We must not forget this senseless killing not just because the victim was someone who was at the prime of his life but because it is evident that it could have been averted if only the suspect was not allowed to roam scot-free (and drive a car with a diplomatic plate which gives the rider an added patina of invincibility) despite the fact that he already figured in another incident that resulted in the death of a high-ranking government official. In fact, the suspect was at that time a fugitive.

We must not forget the way in which the suspect led authorities on a merry chase for months and how his mother flaunted the fact that she was an accomplice to a crime by hiding him in her house.

We must not forget because the suspect’s family continues to be oblivious to other people’s pain and insists on its own twisted version of events. Clearly, some of not only require a heavy dose of reality check (perhaps even the professional services of a shrink) but also the moral courage to accept when someone we love has a serious emotional problem and finally do what is right.

We must not forget because the suspect and his family not only continue to evade responsibility –spewing heavy protestations and indulging in shameless theatrics, they remain unapologetic and in fact continue to spin tall tales and all kinds of shameless subterfuges to escape being made to pay for the crime. Recently, the suspect claimed to be in intense pain and wanted to be brought to a hospital—even insisting that he was an ICU case. He was dismissed from the hospital in 30 minutes since the doctors couldn’t find anything wrong with him.
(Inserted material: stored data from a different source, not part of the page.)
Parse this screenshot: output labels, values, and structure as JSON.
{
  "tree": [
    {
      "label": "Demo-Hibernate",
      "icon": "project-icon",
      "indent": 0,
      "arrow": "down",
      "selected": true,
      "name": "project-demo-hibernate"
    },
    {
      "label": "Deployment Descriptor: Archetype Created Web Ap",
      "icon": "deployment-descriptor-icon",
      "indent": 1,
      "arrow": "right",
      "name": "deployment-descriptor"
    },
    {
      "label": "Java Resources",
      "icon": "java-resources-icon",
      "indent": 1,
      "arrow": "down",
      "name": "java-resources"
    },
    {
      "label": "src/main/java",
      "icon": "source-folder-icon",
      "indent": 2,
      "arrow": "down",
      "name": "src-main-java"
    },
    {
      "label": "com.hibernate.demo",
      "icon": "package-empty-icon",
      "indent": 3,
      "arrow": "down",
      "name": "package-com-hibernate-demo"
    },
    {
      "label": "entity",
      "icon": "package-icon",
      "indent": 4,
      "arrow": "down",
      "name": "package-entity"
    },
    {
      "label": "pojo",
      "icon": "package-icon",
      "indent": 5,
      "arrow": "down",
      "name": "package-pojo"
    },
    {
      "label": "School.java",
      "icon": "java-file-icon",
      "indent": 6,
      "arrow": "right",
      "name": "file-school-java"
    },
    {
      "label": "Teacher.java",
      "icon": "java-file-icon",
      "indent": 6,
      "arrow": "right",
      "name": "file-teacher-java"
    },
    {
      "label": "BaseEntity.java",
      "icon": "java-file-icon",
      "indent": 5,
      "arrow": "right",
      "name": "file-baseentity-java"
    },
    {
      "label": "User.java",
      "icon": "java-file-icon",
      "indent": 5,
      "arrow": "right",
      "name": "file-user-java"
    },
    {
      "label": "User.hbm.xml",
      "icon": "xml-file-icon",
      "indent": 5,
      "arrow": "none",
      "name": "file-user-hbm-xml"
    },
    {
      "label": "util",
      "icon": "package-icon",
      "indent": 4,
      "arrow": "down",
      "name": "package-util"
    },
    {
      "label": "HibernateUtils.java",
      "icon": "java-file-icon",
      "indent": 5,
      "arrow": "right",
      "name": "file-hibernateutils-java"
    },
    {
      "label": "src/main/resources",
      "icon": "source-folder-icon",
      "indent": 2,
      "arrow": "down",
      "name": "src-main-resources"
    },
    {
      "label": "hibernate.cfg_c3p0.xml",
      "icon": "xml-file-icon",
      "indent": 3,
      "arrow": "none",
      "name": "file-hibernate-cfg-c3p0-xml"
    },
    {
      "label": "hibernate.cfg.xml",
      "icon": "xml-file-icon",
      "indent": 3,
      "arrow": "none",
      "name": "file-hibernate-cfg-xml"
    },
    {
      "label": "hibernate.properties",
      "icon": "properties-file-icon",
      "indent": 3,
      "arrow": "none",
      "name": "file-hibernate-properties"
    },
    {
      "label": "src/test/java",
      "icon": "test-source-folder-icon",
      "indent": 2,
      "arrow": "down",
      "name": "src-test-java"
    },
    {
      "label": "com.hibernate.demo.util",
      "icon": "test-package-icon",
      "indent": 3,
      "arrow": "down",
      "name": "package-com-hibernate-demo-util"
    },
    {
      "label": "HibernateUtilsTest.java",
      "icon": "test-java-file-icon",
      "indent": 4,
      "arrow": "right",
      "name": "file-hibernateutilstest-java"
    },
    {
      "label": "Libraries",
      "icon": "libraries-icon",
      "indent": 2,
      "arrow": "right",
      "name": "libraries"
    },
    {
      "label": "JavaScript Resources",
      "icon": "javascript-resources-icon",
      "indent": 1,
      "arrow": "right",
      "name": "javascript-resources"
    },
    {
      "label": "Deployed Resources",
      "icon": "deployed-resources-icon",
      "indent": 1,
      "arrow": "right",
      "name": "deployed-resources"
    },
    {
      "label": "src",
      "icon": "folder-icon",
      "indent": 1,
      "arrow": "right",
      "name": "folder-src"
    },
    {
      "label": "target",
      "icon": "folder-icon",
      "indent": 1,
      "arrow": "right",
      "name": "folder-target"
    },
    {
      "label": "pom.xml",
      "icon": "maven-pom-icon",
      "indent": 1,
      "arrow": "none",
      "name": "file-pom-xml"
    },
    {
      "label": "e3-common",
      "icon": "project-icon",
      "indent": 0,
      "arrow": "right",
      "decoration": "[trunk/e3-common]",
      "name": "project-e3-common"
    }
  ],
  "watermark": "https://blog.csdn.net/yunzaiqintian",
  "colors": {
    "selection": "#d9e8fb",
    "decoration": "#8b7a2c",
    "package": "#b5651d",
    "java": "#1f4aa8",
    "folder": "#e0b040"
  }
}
We must not forget because forensic findings indicated that the first two bullets pumped into dear Victor’s body were not fatal – they didn’t hit a major organ. If the suspect didn’t pump a third bullet, Victor would still be alive today. He would have walked out of a hospital in two weeks’ time. Unfortunately, the suspect’s rage couldn’t be contained by just two bullets—he had to pump a third bullet into Victor heart. This is incomprehensible for many of us who cannot even imagine firing a single bullet into someone’s body.

We must not forget because Victor’s death is a tragedy that many of us continue to carry with a very heavy heart. While the suspect continues to build a cult following among people who—quite frankly, also need to have their heads examined—sing paeans to the man and think he is god’s gift to womankind, those among us who loved Victor dearly continue to live our days in a daze wondering how something senseless could befall someone so gentle and so devoted.

We must not forget Renator Victor Ebarle and what Jason Ivler did to him and to us.


And on a personal note, I would like to remind all members of the People Management Association of the Philippines to vote in this year’s annual elections to be held on Wednesday, November 24, 2010 at the Intercontinental Hotel in Makati.

Also, I would like to thank my friend Rina Jimenez David of the Philippine Daily Inquirer for writing a great piece about me in her column entitled “In praise of good men” and endorsing my bid for the Presidency of PMAP. Thank you, Rina! I appreciate the vote of confidence.